Solution:  The volume is 0.00045 m³.  Note that here we needed to do a two-step conversion since we didn’t have a conversion factor directly from mL to m³.

Density

Problem:  Convert 13.6 g/cm³ to units of g/mL. 

Solution:  The density is 13.6 g/mL since 1 g/cm³ = 1 g/mL.  Using the conversion chart, we can start with any units on the chart (such as the bottom left corner) and end up at any other units.

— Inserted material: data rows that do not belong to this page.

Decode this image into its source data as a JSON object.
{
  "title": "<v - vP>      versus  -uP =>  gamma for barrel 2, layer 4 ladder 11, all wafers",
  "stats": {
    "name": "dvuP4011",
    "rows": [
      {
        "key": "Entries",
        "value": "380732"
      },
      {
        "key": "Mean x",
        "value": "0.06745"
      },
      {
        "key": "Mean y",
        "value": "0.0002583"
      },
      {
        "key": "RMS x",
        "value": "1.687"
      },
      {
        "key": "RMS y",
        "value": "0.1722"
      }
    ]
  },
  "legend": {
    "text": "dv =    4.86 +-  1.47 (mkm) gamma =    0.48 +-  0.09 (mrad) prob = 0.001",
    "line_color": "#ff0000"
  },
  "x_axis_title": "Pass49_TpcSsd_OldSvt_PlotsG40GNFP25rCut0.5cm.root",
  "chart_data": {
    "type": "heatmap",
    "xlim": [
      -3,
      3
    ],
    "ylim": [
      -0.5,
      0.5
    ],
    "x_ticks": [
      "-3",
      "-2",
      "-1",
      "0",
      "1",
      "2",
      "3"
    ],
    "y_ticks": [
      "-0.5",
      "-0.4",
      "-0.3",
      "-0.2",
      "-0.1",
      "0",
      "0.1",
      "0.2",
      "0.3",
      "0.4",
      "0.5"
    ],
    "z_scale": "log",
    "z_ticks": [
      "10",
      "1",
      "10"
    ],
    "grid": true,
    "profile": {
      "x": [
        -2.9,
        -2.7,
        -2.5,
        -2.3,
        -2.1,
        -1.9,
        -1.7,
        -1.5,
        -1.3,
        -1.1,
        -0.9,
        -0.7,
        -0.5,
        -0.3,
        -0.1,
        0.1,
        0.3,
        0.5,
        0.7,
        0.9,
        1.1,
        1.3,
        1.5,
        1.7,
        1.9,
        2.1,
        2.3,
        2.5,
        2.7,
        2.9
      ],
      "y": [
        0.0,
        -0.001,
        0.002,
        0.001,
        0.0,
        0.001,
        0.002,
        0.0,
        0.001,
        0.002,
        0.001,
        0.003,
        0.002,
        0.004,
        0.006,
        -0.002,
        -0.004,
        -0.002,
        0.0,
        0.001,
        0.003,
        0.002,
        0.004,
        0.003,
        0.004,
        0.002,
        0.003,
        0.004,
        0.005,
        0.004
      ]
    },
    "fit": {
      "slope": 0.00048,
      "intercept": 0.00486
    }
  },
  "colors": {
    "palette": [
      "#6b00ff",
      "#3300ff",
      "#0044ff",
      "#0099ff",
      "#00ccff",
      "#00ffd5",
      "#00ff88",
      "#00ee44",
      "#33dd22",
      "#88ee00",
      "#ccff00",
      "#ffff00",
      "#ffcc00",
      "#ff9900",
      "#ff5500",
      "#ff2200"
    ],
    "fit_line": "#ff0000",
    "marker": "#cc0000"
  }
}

Look back at the volume conversion chart.  The one volume conversion factor that is commonly misunderstood is that 1,000,000 cm³ = 1 m³.  You might be thinking, “I thought there were 100 cm in 1 m.”  There are. But imagine a cube that is 1 m x 1 m x 1m.  That is the same as 100 cm x 100 cm x 100 cm.  Because we a multiplying 100 cm x 100 cm x 100 cm, we can fit 1,000,000 cm³ inside 1 m³!

Let’s put all this together and do a density problem that will require us to perform some unit conversions as well.

Example 6: Mass of a Gas

Problem:  Two students argue about whether or not air has mass.  One student says, “Since we know the density of air (see the table below), we can find the mass of the air in this room if we know its volume.”  Show that this student is right by finding the mass of the air in a room that you estimate to be 6.0 m long, 4.0 m wide, and 2.5 m tall.  (Assume the air is dry and it is at 25 °C and 1 atm.)

Solution:  We’ll first find the volume of the room given its dimensions.  A room that is 6.0 m by 4.0 m by 2.5 m will have a volume of 60 m³.   We know the density of air (from the table above) is approximately 0.00123 g/mL.  Next, let’s convert this density to units of kg/m³.  We’ll do this so we can get the units of m³ to cancel in our mass calculation.   

We find the mass of the air in the room to be 74 kg.  This is no small mass.  This is approximately the mass of an average-sized adult.  While you might think that the mass of the air in the room you are in right now is very small, it is actually quite significant.  We’ll see in our next lesson that this helps us understand why the air pressure at the surface of the earth is much larger than it is higher in the atmosphere.  All the air in the atmosphere ‘weighs’ down on us because it has mass!

Check Your Understanding

Use the following questions to assess your understanding. Tap the Check Answer buttons when ready.

1. You are asked to rank the densities of three different liquids (a, b, and c).  You start by measuring the mass of an empty beaker.  Next, you pour a sample of each liquid into the beaker and find the mass of the beaker and liquid together, as shown in the figure.  How would you rank the densities of these fluids (from least dense to most dense)?

2. You find a container of an unknown clear liquid.  You determine the mass of the liquid to be 240 g and its volume 260 mL.  Using the table below, what might this liquid be?

3.  Determine the correct equation used to solve for…
(A) Density

(B) Mass

(C) Volume

4. Using the conversion chart above, perform the following conversions:
Mass
(A) 255 g = ____________ kg
(B) ___________ g = 0.135kg

Volume
(C) 380 mL = ___________ L
(D) 380 mL = _________ cm³
(E) ___________ cm³ = 2 m³

Density
(F) 1.33 g/mL = _______ kg/L
(G) 1.33 g/mL = ______ kg/m³

5. A chamber with a volume of 36 m³ is filled with carbon monoxide gas.  (Assume pressure of 1 atm and temperature of 25 ^oC).   What is the mass of this gas in kilograms?